Anderson stated that last week, the Board of Regents approved raising the tuition for both in-state and out-of-state students. On the Twin Cities campus, there was a 2.5 percent increase, while there was a freeze on the satellite campuses. For non-Minnesota residents, however, tuition was raised by 7.5 percent.

The higher tuition costs will go into effect this fall, he said.

"My vision someday," Anderson added about tuition, "is to lower the cost for Minnesota kids and raise the cost for non-Minnesota kids."

OTHER ISSUES

Other issues the Board of Regents is dealing with, according to Anderson:

• Overall campus development - this includes deciding what to do with buildings, what to tear down, what to build, where new dorms will go, if new dorms need to be built, etc.

• Qualifications for new students to be accepted into the university.

• Research and development. The university partners with the Minnesota Corn Growers Association, Extension Office and the Department of Natural Resources.

• Mental health issues among students. Anderson believes there is a deeper problem that needs to be addressed and that mental health will be on the front burner as the university moves forward. He noted the U of M has its own health services and the board just increased its funding for more counselors.

"If students are having problems, we want them to be able to see someone," Anderson stressed. "We are in discussions about putting counselors into the dorms so that students could have access at all times."

Anderson concluded by saying it is an honor for him to serve on the Board of Regents.

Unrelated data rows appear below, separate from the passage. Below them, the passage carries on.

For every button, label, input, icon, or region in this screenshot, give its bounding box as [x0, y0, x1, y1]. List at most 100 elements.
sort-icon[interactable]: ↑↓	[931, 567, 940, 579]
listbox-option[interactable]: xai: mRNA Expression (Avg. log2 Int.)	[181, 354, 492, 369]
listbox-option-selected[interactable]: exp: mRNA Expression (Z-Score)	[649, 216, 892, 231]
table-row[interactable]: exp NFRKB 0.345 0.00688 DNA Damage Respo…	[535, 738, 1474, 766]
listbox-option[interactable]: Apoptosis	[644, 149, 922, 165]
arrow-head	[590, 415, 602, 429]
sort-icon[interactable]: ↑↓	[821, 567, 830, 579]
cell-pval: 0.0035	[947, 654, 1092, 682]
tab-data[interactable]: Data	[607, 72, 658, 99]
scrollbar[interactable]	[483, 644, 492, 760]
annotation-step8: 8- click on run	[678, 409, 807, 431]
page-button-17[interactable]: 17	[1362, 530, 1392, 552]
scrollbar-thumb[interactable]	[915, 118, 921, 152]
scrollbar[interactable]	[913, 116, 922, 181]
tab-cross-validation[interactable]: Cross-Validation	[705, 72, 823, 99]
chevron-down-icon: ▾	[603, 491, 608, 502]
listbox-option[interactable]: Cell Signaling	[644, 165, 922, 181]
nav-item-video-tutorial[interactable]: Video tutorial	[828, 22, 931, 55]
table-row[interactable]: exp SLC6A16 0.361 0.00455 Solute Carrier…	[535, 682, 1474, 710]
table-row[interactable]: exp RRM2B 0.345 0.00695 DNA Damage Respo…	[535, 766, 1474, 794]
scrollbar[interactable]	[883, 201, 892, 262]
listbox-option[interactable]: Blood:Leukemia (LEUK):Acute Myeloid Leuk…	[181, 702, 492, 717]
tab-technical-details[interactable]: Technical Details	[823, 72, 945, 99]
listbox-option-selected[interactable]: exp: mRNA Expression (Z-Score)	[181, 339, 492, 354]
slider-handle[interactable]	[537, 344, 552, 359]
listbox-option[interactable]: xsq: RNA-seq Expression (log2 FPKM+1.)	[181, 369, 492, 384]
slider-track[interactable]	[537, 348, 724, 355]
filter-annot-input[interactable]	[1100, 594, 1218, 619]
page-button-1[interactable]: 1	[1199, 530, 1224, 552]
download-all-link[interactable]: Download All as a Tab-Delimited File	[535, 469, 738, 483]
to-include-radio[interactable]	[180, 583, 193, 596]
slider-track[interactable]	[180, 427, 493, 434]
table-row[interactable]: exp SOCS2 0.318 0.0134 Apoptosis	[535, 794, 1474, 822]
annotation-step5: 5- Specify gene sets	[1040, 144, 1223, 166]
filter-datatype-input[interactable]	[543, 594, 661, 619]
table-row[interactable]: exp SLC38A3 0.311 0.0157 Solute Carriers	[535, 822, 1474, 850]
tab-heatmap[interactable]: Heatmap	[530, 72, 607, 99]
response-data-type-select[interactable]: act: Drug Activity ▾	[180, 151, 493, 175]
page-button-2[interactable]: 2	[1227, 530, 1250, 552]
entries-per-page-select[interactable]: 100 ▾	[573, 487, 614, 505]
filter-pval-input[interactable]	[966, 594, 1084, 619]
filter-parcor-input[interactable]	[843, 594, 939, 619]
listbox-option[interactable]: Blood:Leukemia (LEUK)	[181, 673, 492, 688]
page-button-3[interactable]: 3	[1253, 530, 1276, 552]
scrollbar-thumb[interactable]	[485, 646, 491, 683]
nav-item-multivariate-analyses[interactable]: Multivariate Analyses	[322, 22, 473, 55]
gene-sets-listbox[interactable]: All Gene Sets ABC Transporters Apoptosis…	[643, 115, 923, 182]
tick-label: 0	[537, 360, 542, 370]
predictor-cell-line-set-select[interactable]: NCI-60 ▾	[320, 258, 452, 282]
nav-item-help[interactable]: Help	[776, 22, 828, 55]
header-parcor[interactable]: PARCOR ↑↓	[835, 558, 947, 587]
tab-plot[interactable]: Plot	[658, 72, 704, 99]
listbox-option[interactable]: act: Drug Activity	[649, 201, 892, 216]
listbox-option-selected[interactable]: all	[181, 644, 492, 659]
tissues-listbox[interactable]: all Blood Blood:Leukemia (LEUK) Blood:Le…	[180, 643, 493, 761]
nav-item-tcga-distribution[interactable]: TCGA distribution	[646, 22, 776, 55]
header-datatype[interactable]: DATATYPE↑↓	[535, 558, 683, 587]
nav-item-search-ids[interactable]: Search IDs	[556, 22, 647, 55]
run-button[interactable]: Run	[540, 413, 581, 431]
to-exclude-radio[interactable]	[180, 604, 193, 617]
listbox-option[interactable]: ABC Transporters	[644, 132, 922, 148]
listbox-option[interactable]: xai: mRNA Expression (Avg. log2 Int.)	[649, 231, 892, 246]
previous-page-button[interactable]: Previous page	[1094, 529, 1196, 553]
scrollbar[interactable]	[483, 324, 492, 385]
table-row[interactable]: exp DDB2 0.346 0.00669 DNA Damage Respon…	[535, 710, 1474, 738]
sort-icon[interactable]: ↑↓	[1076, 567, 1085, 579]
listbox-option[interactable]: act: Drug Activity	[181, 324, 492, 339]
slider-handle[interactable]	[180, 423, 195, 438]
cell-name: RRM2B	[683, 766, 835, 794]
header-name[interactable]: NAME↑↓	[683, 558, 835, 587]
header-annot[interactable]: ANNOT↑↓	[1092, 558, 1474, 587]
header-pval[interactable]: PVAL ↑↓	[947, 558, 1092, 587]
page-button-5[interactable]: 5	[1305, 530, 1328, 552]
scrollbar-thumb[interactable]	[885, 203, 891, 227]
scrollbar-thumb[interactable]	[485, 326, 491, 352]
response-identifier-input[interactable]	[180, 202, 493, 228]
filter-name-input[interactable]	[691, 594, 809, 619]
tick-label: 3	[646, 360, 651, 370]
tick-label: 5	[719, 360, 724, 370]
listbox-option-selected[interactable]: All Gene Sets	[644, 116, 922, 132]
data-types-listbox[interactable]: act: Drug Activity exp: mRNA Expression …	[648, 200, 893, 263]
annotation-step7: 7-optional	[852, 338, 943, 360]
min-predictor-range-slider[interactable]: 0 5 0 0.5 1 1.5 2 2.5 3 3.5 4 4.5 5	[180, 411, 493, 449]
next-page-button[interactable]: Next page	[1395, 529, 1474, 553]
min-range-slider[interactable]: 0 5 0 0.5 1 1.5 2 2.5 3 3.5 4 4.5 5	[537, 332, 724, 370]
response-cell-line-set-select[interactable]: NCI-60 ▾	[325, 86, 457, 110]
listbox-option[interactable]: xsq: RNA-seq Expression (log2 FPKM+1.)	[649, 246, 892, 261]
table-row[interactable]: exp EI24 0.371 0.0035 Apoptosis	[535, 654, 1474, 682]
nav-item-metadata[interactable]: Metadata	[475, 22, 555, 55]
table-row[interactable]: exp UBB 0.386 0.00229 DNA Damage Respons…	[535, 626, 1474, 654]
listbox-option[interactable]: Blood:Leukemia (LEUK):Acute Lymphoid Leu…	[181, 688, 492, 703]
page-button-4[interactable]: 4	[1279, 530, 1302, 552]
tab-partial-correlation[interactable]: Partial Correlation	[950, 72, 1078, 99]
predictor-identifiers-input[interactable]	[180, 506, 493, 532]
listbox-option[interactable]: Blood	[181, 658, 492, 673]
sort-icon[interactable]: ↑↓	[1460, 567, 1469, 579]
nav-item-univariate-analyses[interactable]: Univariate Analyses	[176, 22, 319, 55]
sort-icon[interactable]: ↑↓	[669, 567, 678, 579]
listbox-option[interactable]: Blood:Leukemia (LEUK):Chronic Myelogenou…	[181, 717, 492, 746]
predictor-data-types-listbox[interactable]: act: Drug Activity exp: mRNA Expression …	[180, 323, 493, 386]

"On the board, there are always 12 differing opinions and all of them are valid, but sometimes we move in different directions," he said. "There is a very Twin Cities-centric mindset, and sometimes I have to remind them that the state doesn't end to the west of Rogers. They get a kick out of that and they understand."

WHAT'S A REGENT?

The University of Minnesota's 12-person Board of Regents governs the state's largest university, with more than 67,000 students on five campuses. Its budget is roughly $4 billion. Regents serve six-year terms and are not paid.